Stumm blieb Tierneys Pfeife auch in der 37. Minute unmittelbar nach dem 1:1-Ausgleich der «Reds». Torschütze Diogo Jota wurde im Strafraum von Tottenham-Verteidiger Emerson Royal ohne Chance auf den Ball umgerempelt. Doch weder Tierney noch der VAR sahen ein Foulspiel und gaben keinen Elfmeter.
«Der Schiedsrichter sagte mir nach dem Spiel, Diogo sei absichtlich stehen geblieben, weil er getroffen werden wollte», führte Klopp auf der Pressekonferenz nach dem Spiel Tierneys Begründung aus und stichelte erneut gegen den Ref: «Es ist immer hilfreich, wenn man selbst Fussball gespielt hat.» Klopp reklamierte schon während der Partie heftig und wurde folgerichtig verwarnt. «Ich war ein wenig emotionaler, er kommt rüber und gibt mir die Gelbe Karte», fasste Klopp die Situation zusammen und fügte an: «Ich hätte eine richtige Entscheidung auf dem Feld bevorzugt. Ich weiss nicht, welches Problem er mit mir hat.»
In der 77. Minute gab es doch noch einen Platzverweis und zwar gegen Kanes «Opfer» aus der 20. Minute. Andy Robertson mähte an der Seitenlinie Emerson Royal um. Tierney zeigte dem Schotten zunächst zwar nur die Gelbe Karte, doch diesmal schritt der VAR ein und Robertson flog schliesslich mit Rot vom Platz.
«Man kann ‹Robbo› die Rote Karte geben. Es ist nicht sein cleverstes Einsteigen gewesen, das weiss er selbst», sagte Klopp dazu nach dem Spiel, dennoch regte er sich über den Videoschiedsrichter auf. «Wir haben da einen VAR sitzen, der sich denkt, die Situation mit Robertson gucke ich mir nochmal an.
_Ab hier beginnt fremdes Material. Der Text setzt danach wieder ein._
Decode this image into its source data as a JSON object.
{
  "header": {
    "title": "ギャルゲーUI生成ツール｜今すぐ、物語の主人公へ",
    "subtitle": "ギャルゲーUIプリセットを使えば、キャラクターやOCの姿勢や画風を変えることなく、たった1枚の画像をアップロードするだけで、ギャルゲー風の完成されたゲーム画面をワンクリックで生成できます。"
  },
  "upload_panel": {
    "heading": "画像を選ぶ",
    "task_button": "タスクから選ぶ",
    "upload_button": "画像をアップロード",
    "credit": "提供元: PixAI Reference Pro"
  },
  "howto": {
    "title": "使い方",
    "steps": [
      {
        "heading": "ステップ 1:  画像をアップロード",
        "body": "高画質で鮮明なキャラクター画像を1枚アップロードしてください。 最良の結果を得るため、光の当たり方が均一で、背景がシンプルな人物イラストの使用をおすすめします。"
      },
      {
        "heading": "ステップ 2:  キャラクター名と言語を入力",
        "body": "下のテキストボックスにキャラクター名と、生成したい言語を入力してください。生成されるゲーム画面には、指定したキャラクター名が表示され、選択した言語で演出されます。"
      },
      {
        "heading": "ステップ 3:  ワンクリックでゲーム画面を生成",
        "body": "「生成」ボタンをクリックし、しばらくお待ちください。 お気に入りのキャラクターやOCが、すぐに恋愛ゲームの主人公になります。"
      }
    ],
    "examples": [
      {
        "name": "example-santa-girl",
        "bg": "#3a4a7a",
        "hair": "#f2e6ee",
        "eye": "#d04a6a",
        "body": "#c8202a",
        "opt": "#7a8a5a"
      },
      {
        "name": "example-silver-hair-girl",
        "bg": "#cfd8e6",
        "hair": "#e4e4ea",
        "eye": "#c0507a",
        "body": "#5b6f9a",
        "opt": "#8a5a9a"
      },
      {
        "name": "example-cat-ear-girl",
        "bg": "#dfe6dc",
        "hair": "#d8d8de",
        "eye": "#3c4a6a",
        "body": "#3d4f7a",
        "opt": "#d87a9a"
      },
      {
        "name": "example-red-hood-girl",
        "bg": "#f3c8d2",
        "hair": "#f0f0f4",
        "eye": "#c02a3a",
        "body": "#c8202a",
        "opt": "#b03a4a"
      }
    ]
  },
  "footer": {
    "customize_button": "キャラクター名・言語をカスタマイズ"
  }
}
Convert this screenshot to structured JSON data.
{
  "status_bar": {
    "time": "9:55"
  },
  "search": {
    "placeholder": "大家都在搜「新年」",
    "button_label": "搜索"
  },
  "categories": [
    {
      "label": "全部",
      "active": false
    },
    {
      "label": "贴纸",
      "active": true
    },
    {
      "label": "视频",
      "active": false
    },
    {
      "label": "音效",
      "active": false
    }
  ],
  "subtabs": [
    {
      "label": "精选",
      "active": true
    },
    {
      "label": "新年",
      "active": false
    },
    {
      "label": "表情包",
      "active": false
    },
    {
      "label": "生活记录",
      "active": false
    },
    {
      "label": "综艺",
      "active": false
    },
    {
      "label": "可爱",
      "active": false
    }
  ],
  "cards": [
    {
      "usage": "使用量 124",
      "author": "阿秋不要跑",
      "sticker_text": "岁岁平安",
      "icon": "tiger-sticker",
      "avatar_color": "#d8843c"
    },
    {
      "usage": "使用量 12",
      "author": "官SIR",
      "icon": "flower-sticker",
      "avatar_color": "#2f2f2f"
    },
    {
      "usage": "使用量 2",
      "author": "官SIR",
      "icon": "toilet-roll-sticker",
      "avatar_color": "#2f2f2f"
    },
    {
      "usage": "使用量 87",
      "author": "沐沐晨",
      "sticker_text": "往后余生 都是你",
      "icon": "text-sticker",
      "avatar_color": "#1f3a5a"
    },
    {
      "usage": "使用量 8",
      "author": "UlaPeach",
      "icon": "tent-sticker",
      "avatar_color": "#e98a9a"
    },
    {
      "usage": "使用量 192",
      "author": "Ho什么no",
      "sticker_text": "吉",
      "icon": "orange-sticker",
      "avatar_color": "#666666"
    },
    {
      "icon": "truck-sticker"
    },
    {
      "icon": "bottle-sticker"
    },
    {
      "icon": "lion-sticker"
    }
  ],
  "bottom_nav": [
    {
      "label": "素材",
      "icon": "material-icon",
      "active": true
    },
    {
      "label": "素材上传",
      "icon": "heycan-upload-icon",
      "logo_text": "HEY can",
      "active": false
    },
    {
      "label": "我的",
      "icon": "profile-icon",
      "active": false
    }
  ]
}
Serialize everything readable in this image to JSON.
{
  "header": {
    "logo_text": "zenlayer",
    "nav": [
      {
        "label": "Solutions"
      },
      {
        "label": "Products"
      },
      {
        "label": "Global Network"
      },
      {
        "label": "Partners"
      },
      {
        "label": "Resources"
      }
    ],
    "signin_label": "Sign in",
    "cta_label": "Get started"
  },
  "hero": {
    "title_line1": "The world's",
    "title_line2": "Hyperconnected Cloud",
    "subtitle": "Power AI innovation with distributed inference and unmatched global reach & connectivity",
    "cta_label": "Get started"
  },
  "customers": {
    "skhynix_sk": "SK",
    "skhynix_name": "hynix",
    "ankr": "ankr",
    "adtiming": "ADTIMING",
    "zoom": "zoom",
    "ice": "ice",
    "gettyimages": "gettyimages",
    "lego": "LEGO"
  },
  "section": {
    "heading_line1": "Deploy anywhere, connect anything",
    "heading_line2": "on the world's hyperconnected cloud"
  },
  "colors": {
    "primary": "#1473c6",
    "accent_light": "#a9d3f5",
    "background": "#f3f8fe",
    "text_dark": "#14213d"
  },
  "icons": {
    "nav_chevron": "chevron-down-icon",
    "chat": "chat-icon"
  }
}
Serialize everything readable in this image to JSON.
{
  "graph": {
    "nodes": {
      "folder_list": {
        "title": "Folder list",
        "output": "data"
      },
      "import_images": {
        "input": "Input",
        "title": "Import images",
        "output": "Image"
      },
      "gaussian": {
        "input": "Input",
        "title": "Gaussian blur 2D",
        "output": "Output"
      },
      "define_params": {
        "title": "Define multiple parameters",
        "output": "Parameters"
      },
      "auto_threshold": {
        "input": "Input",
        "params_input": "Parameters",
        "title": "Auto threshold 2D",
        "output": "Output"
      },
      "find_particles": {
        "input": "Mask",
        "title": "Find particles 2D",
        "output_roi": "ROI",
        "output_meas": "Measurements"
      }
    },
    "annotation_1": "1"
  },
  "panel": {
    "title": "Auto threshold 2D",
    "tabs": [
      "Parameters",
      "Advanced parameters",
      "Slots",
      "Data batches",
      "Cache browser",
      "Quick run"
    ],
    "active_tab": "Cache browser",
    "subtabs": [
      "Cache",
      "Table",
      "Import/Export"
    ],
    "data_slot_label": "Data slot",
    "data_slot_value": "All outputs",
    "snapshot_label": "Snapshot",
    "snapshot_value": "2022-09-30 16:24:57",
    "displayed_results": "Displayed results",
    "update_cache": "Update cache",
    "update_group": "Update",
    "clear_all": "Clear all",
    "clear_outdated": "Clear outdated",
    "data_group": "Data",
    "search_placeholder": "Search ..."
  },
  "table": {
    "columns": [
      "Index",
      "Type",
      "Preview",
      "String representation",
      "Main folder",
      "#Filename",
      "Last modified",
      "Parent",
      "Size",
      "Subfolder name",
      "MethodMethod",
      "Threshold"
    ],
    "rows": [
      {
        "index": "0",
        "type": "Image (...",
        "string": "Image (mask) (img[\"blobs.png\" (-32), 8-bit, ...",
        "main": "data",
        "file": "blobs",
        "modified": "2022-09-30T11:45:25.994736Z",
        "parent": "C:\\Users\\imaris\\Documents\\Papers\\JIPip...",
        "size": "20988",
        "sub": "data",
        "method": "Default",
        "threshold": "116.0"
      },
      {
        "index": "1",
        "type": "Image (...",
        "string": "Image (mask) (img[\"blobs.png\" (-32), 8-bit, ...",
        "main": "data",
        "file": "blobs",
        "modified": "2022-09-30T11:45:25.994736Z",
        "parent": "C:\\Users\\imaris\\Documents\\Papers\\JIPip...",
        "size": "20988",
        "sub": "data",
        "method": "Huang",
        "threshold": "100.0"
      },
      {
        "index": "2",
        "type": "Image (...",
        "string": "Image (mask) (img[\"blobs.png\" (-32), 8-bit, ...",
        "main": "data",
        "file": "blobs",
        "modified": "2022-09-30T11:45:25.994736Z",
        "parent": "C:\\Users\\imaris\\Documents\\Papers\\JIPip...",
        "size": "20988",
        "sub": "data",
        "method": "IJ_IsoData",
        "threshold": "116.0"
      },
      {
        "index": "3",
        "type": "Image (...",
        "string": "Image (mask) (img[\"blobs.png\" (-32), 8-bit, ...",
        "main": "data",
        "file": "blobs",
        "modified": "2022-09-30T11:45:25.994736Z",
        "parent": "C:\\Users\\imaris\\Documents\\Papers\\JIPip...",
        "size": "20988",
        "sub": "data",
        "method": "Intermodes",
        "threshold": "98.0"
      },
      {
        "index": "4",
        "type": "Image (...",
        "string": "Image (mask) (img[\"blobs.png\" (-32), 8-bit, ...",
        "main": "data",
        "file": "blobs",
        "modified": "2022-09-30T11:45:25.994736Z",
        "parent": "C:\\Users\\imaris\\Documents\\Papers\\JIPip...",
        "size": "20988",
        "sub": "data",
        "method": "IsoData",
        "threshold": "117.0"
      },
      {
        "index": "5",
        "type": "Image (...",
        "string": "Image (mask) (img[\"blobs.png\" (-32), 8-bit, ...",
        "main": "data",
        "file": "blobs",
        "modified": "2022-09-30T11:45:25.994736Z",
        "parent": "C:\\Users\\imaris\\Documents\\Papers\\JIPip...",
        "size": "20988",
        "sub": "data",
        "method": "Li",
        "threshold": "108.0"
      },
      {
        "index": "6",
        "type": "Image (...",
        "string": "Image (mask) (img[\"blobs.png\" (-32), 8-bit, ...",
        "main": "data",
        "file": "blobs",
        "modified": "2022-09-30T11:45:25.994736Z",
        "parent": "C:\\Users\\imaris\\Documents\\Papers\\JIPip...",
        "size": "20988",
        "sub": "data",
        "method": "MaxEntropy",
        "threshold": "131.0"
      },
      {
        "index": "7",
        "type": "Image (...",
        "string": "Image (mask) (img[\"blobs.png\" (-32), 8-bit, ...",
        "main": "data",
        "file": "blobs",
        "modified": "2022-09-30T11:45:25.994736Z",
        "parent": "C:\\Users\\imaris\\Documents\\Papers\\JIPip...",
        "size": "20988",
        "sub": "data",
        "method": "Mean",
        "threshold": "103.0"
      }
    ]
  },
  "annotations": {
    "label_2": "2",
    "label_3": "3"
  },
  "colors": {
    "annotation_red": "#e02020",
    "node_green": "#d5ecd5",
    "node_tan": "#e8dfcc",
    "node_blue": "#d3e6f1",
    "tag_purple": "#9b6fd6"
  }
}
Das ist okay, dafür ist er da. Aber was macht er in der Situation mit Kane? Die Unverhältnismässigkeit ist definitiv das Frustrierendste.»
Dass Liverpool vor der 2:1-Führung durch Robertson in der 69. Minute auch Glück hatte, dass ein mögliches Handspiel von Mohamed Salah nicht geahndet wurde, erwähnte Klopp nach dem Schlusspfiff allerdings nicht. Der Ägypter wurde nach einer Flanke in den Strafraum von Ryan Sessegnon bedrängt, als er zum Kopfball ansetzten wollte und so sprang ihm der Ball an den Arm. Wenig später zappelte der Ball im Netz. Trotz Protesten der Tottenham-Spieler schritt der VAR aber nicht ein.
Im Gegensatz zu Klopp holte Tottenham-Trainer Antonio Conte deswegen nicht zum Rundumschlag gegen Tierney aus. «Mein Staff sagte mir, dass dem zweiten Liverpool-Tor ein klares Handspiel vorausging. Aber darüber wollte Jürgen nicht sprechen», kritisierte der 52-jährige Italiener seinen Berufskollegen. «Ich finde es nicht richtig, nach dem Spiel die Entscheidungen des Schiedsrichters zu kommentieren. Es war ein spannendes Spiel mit grossen Emotionen für die Zuschauer und mir gefällt nicht, dass wir am Ende über Schiedsrichterentscheidungen sprechen müssen. Ich denke, das tut niemandem gut.»
🗣 "I don't want to speak about about the decisions of the referee."
— Football Daily (@footballdaily) December 19, 2021
Antonio Conte is asked about a potential red card that Harry Kane could've received pic.twitter.com/r9YbnYrHfo
Das 2:2-Unentschieden nützte am Ende beiden Teams wenig. Der Liverpool-Rückstand auf Leader Manchester City ist eine Runde vor Saisonhälfte auf drei Punkte angewachsen. Tottenham, das noch drei Spiele weniger als die Konkurrenz ausgetragen hat, dümpelt weiterhin im vorderen Mittelfeld herum.